7. As highlighted for over a year, until we test everyone, there is an inexpensive manner to diminish viral and other microbe exposure in your environment by adding filtering systems to your surroundings. I have described previously how to build one in an inexpensive manner. This may cut down transmission rates as well. Regarding this filter. I want to highlight this here, today. Consider the reality on the ground, a parent has COVID-19 and their children are being exposed to them. Or one child has it but the siblings do not yet have it. It could be that this is unavoidable in this household. It seems almost criminal to not tell your patients about this and to add additional ventilation that is affordable and that might cut down the overall viral exposure. Just do it. This is a very easy, specific thing you can do now. Please consider doing this.
8. Take all public health measures.
9. There are a number of other therapies you might also consider, if you cannot take the vaccine. None proven beyond a shadow of a doubt, but all having some level of validity.

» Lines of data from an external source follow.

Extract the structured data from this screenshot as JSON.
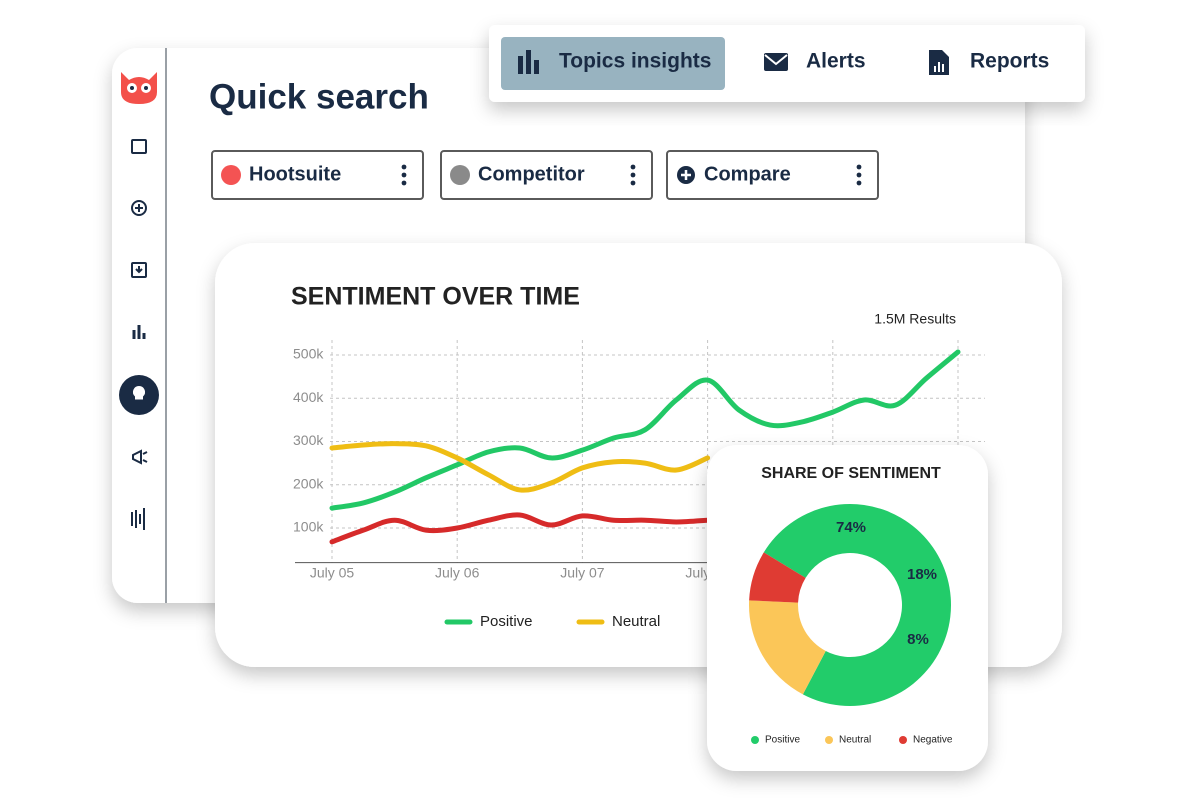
{
  "nav": {
    "items": [
      "Topics insights",
      "Alerts",
      "Reports"
    ]
  },
  "header": {
    "title": "Quick search"
  },
  "chips": [
    {
      "label": "Hootsuite",
      "color": "#f45353"
    },
    {
      "label": "Competitor",
      "color": "#8a8a8a"
    },
    {
      "label": "Compare"
    }
  ],
  "chart_data": [
    {
      "type": "line",
      "title": "SENTIMENT OVER TIME",
      "subtitle": "1.5M Results",
      "categories": [
        "July 05",
        null,
        null,
        null,
        "July 06",
        null,
        null,
        null,
        "July 07",
        null,
        null,
        null,
        "July 08",
        null,
        null,
        null,
        null,
        null,
        null,
        null,
        null
      ],
      "series": [
        {
          "name": "Positive",
          "color": "#22c866",
          "values": [
            146000,
            158000,
            183000,
            216000,
            246000,
            276000,
            285000,
            262000,
            280000,
            308000,
            327000,
            396000,
            442000,
            373000,
            338000,
            345000,
            368000,
            396000,
            384000,
            447000,
            507000
          ]
        },
        {
          "name": "Neutral",
          "color": "#efbd14",
          "values": [
            285000,
            292000,
            295000,
            290000,
            262000,
            223000,
            188000,
            204000,
            239000,
            253000,
            250000,
            234000,
            262000,
            null,
            null,
            null,
            null,
            null,
            null,
            null,
            null
          ]
        },
        {
          "name": "Negative",
          "color": "#d62a2a",
          "values": [
            68000,
            95000,
            118000,
            95000,
            100000,
            118000,
            130000,
            107000,
            128000,
            118000,
            118000,
            114000,
            118000,
            null,
            null,
            null,
            null,
            null,
            null,
            null,
            null
          ]
        }
      ],
      "ylim": [
        20000,
        520000
      ],
      "yticks": [
        {
          "value": 100000,
          "label": "100k"
        },
        {
          "value": 200000,
          "label": "200k"
        },
        {
          "value": 300000,
          "label": "300k"
        },
        {
          "value": 400000,
          "label": "400k"
        },
        {
          "value": 500000,
          "label": "500k"
        }
      ],
      "grid": true
    },
    {
      "type": "pie",
      "title": "SHARE OF SENTIMENT",
      "categories": [
        "Positive",
        "Neutral",
        "Negative"
      ],
      "values": [
        74,
        18,
        8
      ],
      "value_labels": [
        "74%",
        "18%",
        "8%"
      ],
      "colors": [
        "#22cc6a",
        "#fbc658",
        "#df3b33"
      ]
    }
  ]
}
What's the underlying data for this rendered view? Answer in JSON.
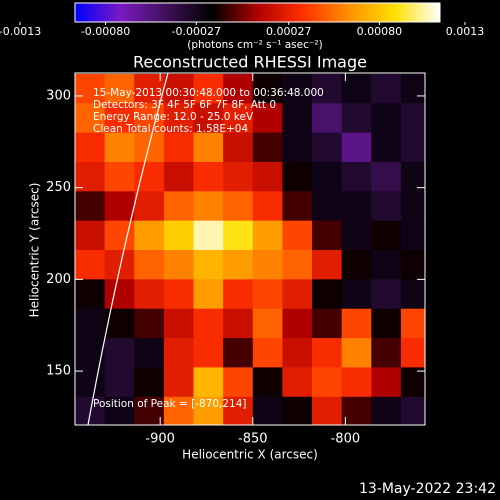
{
  "chart_data": {
    "type": "heatmap",
    "title": "Reconstructed RHESSI Image",
    "xlabel": "Heliocentric X (arcsec)",
    "ylabel": "Heliocentric Y (arcsec)",
    "xlim": [
      -946,
      -757
    ],
    "ylim": [
      120.6,
      312.5
    ],
    "xticks": [
      -900,
      -850,
      -800
    ],
    "yticks": [
      150,
      200,
      250,
      300
    ],
    "colorbar_label": "(photons cm⁻² s⁻¹ asec⁻²)",
    "zlim": [
      -0.0013,
      0.0013
    ],
    "zticks": [
      -0.0013,
      {
        "value": -0.0008,
        "label": "-0.00080"
      },
      -0.00027,
      0.00027,
      {
        "value": 0.0008,
        "label": "0.00080"
      },
      0.0013
    ],
    "colormap": [
      "#0000ff",
      "#7a1ac0",
      "#40105a",
      "#000000",
      "#b00000",
      "#ff3000",
      "#ff9000",
      "#ffe000",
      "#ffffff"
    ],
    "x": [
      -938,
      -922,
      -906,
      -890,
      -874,
      -858,
      -842,
      -826,
      -810,
      -794,
      -778,
      -762
    ],
    "y": [
      304,
      288,
      272,
      256,
      240,
      224,
      208,
      192,
      176,
      160,
      144,
      128
    ],
    "z": [
      [
        0.0004,
        0.0005,
        0.0002,
        0.0001,
        0.0003,
        0.0,
        -0.0003,
        -0.0004,
        -0.0005,
        -0.0004,
        -0.0005,
        -0.0004
      ],
      [
        0.0005,
        0.0003,
        0.0004,
        0.0002,
        0.0001,
        0.0002,
        0.0,
        -0.0004,
        -0.0007,
        -0.0005,
        -0.0004,
        -0.0005
      ],
      [
        0.0003,
        0.0006,
        0.0005,
        0.0003,
        0.0006,
        0.0001,
        -0.0002,
        -0.0004,
        -0.0005,
        -0.0008,
        -0.0004,
        -0.0005
      ],
      [
        0.0002,
        0.0004,
        0.0003,
        0.0001,
        0.0003,
        0.0002,
        0.0001,
        -0.0003,
        -0.0004,
        -0.0005,
        -0.0006,
        -0.0004
      ],
      [
        -0.0002,
        0.0,
        0.0002,
        0.0005,
        0.0006,
        0.0005,
        0.0003,
        -0.0002,
        -0.0004,
        -0.0004,
        -0.0005,
        -0.0004
      ],
      [
        0.0001,
        0.0004,
        0.0007,
        0.0009,
        0.0012,
        0.001,
        0.0007,
        0.0004,
        -0.0002,
        -0.0004,
        -0.0003,
        -0.0004
      ],
      [
        0.0003,
        0.0002,
        0.0005,
        0.0006,
        0.0008,
        0.0007,
        0.0006,
        0.0005,
        0.0002,
        -0.0003,
        -0.0004,
        -0.0003
      ],
      [
        -0.0003,
        0.0,
        0.0002,
        0.0003,
        0.0007,
        0.0003,
        0.0004,
        0.0002,
        -0.0003,
        -0.0004,
        -0.0005,
        -0.0004
      ],
      [
        -0.0004,
        -0.0003,
        -0.0002,
        0.0001,
        0.0003,
        0.0001,
        0.0005,
        0.0,
        -0.0002,
        0.0004,
        -0.0003,
        0.0004
      ],
      [
        -0.0004,
        -0.0005,
        -0.0004,
        0.0002,
        0.0003,
        -0.0002,
        0.0004,
        0.0001,
        0.0003,
        0.0006,
        -0.0002,
        0.0003
      ],
      [
        -0.0004,
        -0.0005,
        -0.0003,
        0.0002,
        0.0008,
        0.0004,
        -0.0003,
        0.0002,
        0.0004,
        0.0003,
        0.0,
        -0.0003
      ],
      [
        -0.0005,
        -0.0004,
        -0.0002,
        0.0005,
        0.0007,
        0.0002,
        -0.0004,
        -0.0003,
        0.0002,
        -0.0002,
        -0.0004,
        -0.0005
      ]
    ],
    "annotations": [
      "15-May-2013 00:30:48.000 to 00:36:48.000",
      "Detectors: 3F 4F 5F 6F 7F 8F, Att 0",
      "Energy Range: 12.0 - 25.0 keV",
      "Clean     Total counts: 1.58E+04"
    ],
    "peak_label": "Position of Peak = [-870,214]",
    "timestamp": "13-May-2022 23:42"
  }
}
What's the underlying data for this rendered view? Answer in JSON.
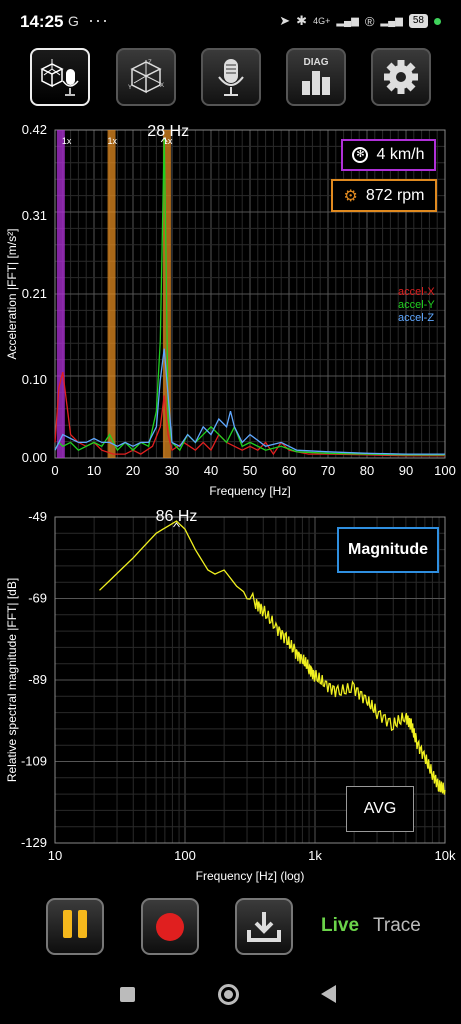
{
  "status_bar": {
    "time": "14:25",
    "left_icon": "G",
    "dots": "···",
    "network_label": "4G+",
    "battery": "58"
  },
  "toolbar": {
    "buttons": [
      {
        "name": "accel-mic-mode",
        "icon": "cube-mic-icon",
        "active": true
      },
      {
        "name": "accel-mode",
        "icon": "cube-axes-icon",
        "active": false
      },
      {
        "name": "mic-mode",
        "icon": "mic-icon",
        "active": false
      },
      {
        "name": "diag-mode",
        "icon": "diag-bars-icon",
        "label": "DIAG",
        "active": false
      },
      {
        "name": "settings",
        "icon": "gear-icon",
        "active": false
      }
    ]
  },
  "fft_chart": {
    "peak_label": "28 Hz",
    "harmonic_labels": [
      "1x",
      "1x",
      "1x"
    ],
    "speed": "4 km/h",
    "rpm": "872 rpm",
    "legend": [
      {
        "name": "accel-X",
        "color": "#e02020"
      },
      {
        "name": "accel-Y",
        "color": "#20d020"
      },
      {
        "name": "accel-Z",
        "color": "#60a8ff"
      }
    ]
  },
  "spectrum_chart": {
    "peak_label": "86 Hz",
    "mode": "Magnitude",
    "avg": "AVG"
  },
  "controls": {
    "live": "Live",
    "trace": "Trace"
  },
  "chart_data": [
    {
      "type": "line",
      "title": "",
      "xlabel": "Frequency [Hz]",
      "ylabel": "Acceleration |FFT| [m/s²]",
      "xlim": [
        0,
        100
      ],
      "ylim": [
        0,
        0.42
      ],
      "x_ticks": [
        0,
        10,
        20,
        30,
        40,
        50,
        60,
        70,
        80,
        90,
        100
      ],
      "y_ticks": [
        "0.00",
        "0.10",
        "0.21",
        "0.31",
        "0.42"
      ],
      "markers": [
        {
          "x": 1.5,
          "label": "1x",
          "color": "#b030d8"
        },
        {
          "x": 14.5,
          "label": "1x",
          "color": "#e08a20"
        },
        {
          "x": 28.7,
          "label": "1x",
          "color": "#e08a20"
        }
      ],
      "series": [
        {
          "name": "accel-X",
          "color": "#e02020",
          "x": [
            0,
            1,
            2,
            3,
            4,
            6,
            8,
            10,
            12,
            15,
            18,
            20,
            22,
            25,
            27,
            28,
            29,
            30,
            33,
            36,
            38,
            40,
            42,
            44,
            46,
            48,
            50,
            52,
            54,
            56,
            58,
            60,
            65,
            70,
            80,
            90,
            100
          ],
          "y": [
            0.02,
            0.09,
            0.11,
            0.07,
            0.03,
            0.02,
            0.015,
            0.02,
            0.01,
            0.005,
            0.005,
            0.01,
            0.005,
            0.015,
            0.04,
            0.08,
            0.03,
            0.01,
            0.02,
            0.01,
            0.02,
            0.01,
            0.03,
            0.02,
            0.015,
            0.01,
            0.015,
            0.01,
            0.02,
            0.005,
            0.02,
            0.01,
            0.005,
            0.005,
            0.004,
            0.003,
            0.003
          ]
        },
        {
          "name": "accel-Y",
          "color": "#20d020",
          "x": [
            0,
            1,
            2,
            4,
            6,
            8,
            10,
            12,
            14,
            16,
            18,
            20,
            22,
            24,
            26,
            27,
            28,
            28.5,
            29,
            30,
            32,
            34,
            36,
            38,
            40,
            42,
            44,
            46,
            48,
            50,
            54,
            58,
            62,
            70,
            80,
            90,
            100
          ],
          "y": [
            0.01,
            0.02,
            0.015,
            0.02,
            0.01,
            0.015,
            0.02,
            0.015,
            0.03,
            0.01,
            0.02,
            0.01,
            0.02,
            0.015,
            0.06,
            0.15,
            0.41,
            0.25,
            0.05,
            0.02,
            0.01,
            0.03,
            0.02,
            0.03,
            0.04,
            0.03,
            0.02,
            0.04,
            0.015,
            0.02,
            0.01,
            0.015,
            0.008,
            0.006,
            0.005,
            0.004,
            0.004
          ]
        },
        {
          "name": "accel-Z",
          "color": "#60a8ff",
          "x": [
            0,
            1,
            2,
            4,
            6,
            8,
            10,
            12,
            14,
            16,
            18,
            20,
            22,
            24,
            26,
            27,
            28,
            29,
            30,
            32,
            34,
            36,
            38,
            40,
            42,
            44,
            45,
            46,
            48,
            50,
            54,
            58,
            62,
            70,
            80,
            90,
            100
          ],
          "y": [
            0.01,
            0.02,
            0.03,
            0.025,
            0.02,
            0.02,
            0.025,
            0.02,
            0.02,
            0.015,
            0.02,
            0.015,
            0.02,
            0.02,
            0.04,
            0.1,
            0.14,
            0.08,
            0.02,
            0.015,
            0.03,
            0.02,
            0.04,
            0.03,
            0.05,
            0.04,
            0.06,
            0.04,
            0.02,
            0.03,
            0.015,
            0.02,
            0.01,
            0.008,
            0.006,
            0.005,
            0.005
          ]
        }
      ]
    },
    {
      "type": "line",
      "title": "",
      "xlabel": "Frequency [Hz] (log)",
      "ylabel": "Relative spectral magnitude |FFT| [dB]",
      "xscale": "log",
      "xlim": [
        10,
        10000
      ],
      "ylim": [
        -129,
        -49
      ],
      "x_ticks": [
        "10",
        "100",
        "1k",
        "10k"
      ],
      "y_ticks": [
        -49,
        -69,
        -89,
        -109,
        -129
      ],
      "series": [
        {
          "name": "",
          "color": "#f0f020",
          "x": [
            22,
            40,
            60,
            86,
            100,
            120,
            150,
            170,
            200,
            250,
            300,
            350,
            400,
            500,
            600,
            700,
            800,
            900,
            1000,
            1200,
            1500,
            2000,
            2500,
            3000,
            4000,
            5000,
            5500,
            6000,
            7000,
            8000,
            9000,
            10000
          ],
          "y": [
            -67,
            -59,
            -53,
            -50,
            -52,
            -57,
            -62,
            -63,
            -62,
            -66,
            -68,
            -70,
            -72,
            -76,
            -79,
            -82,
            -84,
            -86,
            -88,
            -90,
            -92,
            -91,
            -94,
            -97,
            -100,
            -98,
            -100,
            -104,
            -108,
            -112,
            -115,
            -116
          ]
        }
      ]
    }
  ]
}
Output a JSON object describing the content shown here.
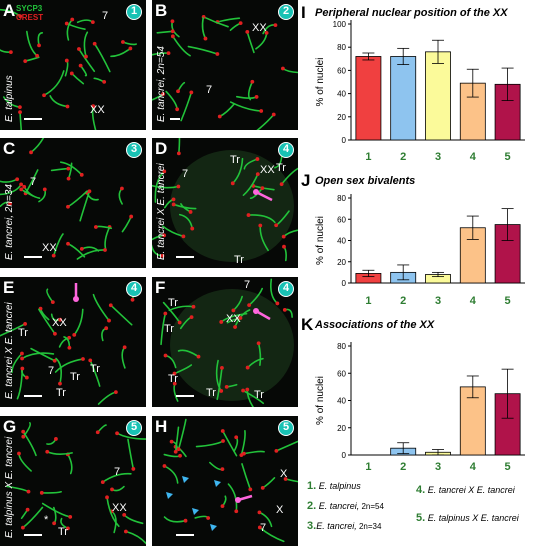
{
  "panels": [
    {
      "id": "A",
      "label": "A",
      "circle": "1",
      "side": "E. talpinus",
      "ann": [
        "7",
        "XX"
      ],
      "arrow": false
    },
    {
      "id": "B",
      "label": "B",
      "circle": "2",
      "side": "E. tancrei, 2n=54",
      "ann": [
        "XX",
        "7"
      ],
      "arrow": false
    },
    {
      "id": "C",
      "label": "C",
      "circle": "3",
      "side": "E. tancrei, 2n=34",
      "ann": [
        "7",
        "XX"
      ],
      "arrow": false
    },
    {
      "id": "D",
      "label": "D",
      "circle": "4",
      "side": "E. tancrei X E. tancrei",
      "ann": [
        "7",
        "Tr",
        "Tr",
        "XX",
        "Tr"
      ],
      "arrow": true
    },
    {
      "id": "E",
      "label": "E",
      "circle": "4",
      "side": "E. tancrei X E. tancrei",
      "ann": [
        "XX",
        "Tr",
        "7",
        "Tr",
        "Tr",
        "Tr"
      ],
      "arrow": true
    },
    {
      "id": "F",
      "label": "F",
      "circle": "4",
      "side": "",
      "ann": [
        "7",
        "Tr",
        "XX",
        "Tr",
        "Tr",
        "Tr",
        "Tr"
      ],
      "arrow": true
    },
    {
      "id": "G",
      "label": "G",
      "circle": "5",
      "side": "E. talpinus X E. tancrei",
      "ann": [
        "7",
        "XX",
        "Tr",
        "*"
      ],
      "arrow": false
    },
    {
      "id": "H",
      "label": "H",
      "circle": "5",
      "side": "",
      "ann": [
        "X",
        "X",
        "7"
      ],
      "arrow": true
    }
  ],
  "stain_legend": {
    "sycp3": "SYCP3",
    "crest": "CREST",
    "sycp3_color": "#22c23a",
    "crest_color": "#e02020"
  },
  "colors": {
    "c1": "#f04040",
    "c2": "#8ec4ef",
    "c3": "#fbfa9a",
    "c4": "#fcc288",
    "c5": "#b0134a",
    "green": "#2e7d32"
  },
  "chart_data": [
    {
      "type": "bar",
      "panel": "I",
      "title": "Peripheral  nuclear  position of the XX",
      "ylabel": "% of nuclei",
      "categories": [
        "1",
        "2",
        "3",
        "4",
        "5"
      ],
      "values": [
        72,
        72,
        76,
        49,
        48
      ],
      "errors": [
        3,
        7,
        10,
        12,
        14
      ],
      "ylim": [
        0,
        100
      ],
      "yticks": [
        0,
        20,
        40,
        60,
        80,
        100
      ]
    },
    {
      "type": "bar",
      "panel": "J",
      "title": "Open sex bivalents",
      "ylabel": "% of nuclei",
      "categories": [
        "1",
        "2",
        "3",
        "4",
        "5"
      ],
      "values": [
        9,
        10,
        8,
        52,
        55
      ],
      "errors": [
        3,
        7,
        2,
        11,
        15
      ],
      "ylim": [
        0,
        80
      ],
      "yticks": [
        0,
        20,
        40,
        60,
        80
      ]
    },
    {
      "type": "bar",
      "panel": "K",
      "title": "Associations of the XX",
      "ylabel": "% of nuclei",
      "categories": [
        "1",
        "2",
        "3",
        "4",
        "5"
      ],
      "values": [
        0,
        5,
        2,
        50,
        45
      ],
      "errors": [
        0,
        4,
        2,
        8,
        18
      ],
      "ylim": [
        0,
        80
      ],
      "yticks": [
        0,
        20,
        40,
        60,
        80
      ]
    }
  ],
  "legend": [
    {
      "num": "1.",
      "name": "E. talpinus",
      "suffix": ""
    },
    {
      "num": "2.",
      "name": "E. tancrei,",
      "suffix": " 2n=54"
    },
    {
      "num": "3.",
      "name": "E. tancrei,",
      "suffix": " 2n=34"
    },
    {
      "num": "4.",
      "name": "E. tancrei X E. tancrei",
      "suffix": ""
    },
    {
      "num": "5.",
      "name": "E. talpinus X E. tancrei",
      "suffix": ""
    }
  ]
}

I discuss these in my next post.
I asked for help 8 months ago, in this respect, and said that if we do not change the discourse, all we do is waste the precious time the first set of vaccines offer. That over time, unless we take correct action, vaccines will become mandated. We are well on our way to having squandered that time. But there is enough time left, even now, to change this path. I hope that we take this work up in earnest or else the path continues as it is. Boosters will be offered, and if not fantastically effective, the public health program fails, and then we are in a real mess.
And regardless, it really is time to take up the concept I suggested from the start as the main tool, of developing testing to see if you have COVID-19 or not, (with quantitative measures, that are inexpensive, easy to administer, and accurate), whether you are vaccinated or not. If you test negative, you go about your normal, pre-pandemic life, and if you are positive, you quarantine until safe. This remains one of the quickest ways to get us out of this mess. Rates drop. Transmission drops. Latent subclasses are exposed. And better science can occur. This should be front and center as the main new development in science. It is not hard. We only have to demand it. One very clear action you can take is ask your clinician for this. They will most often say that it is not available. And then ask your clinician to put requests/complaints in to their medical societies. Likewise, with your government representatives. Eventually, that message will be heard.
I want to end on the same bright note as before. These sorts of epidemics always start the same way with the highest rates of mortality and then settle down. As long as you are still alive, still not dealing with chronic ailments from the virus, you are buying time to let the epidemic calm down. Over time, as it enters an endemic state the mortality rate will continue to drop. Overall, in the big picture, each local flare-up should be smaller than the prior flare-up, locally speaking, as described more fully above. It is just getting you from here to there that is paramount!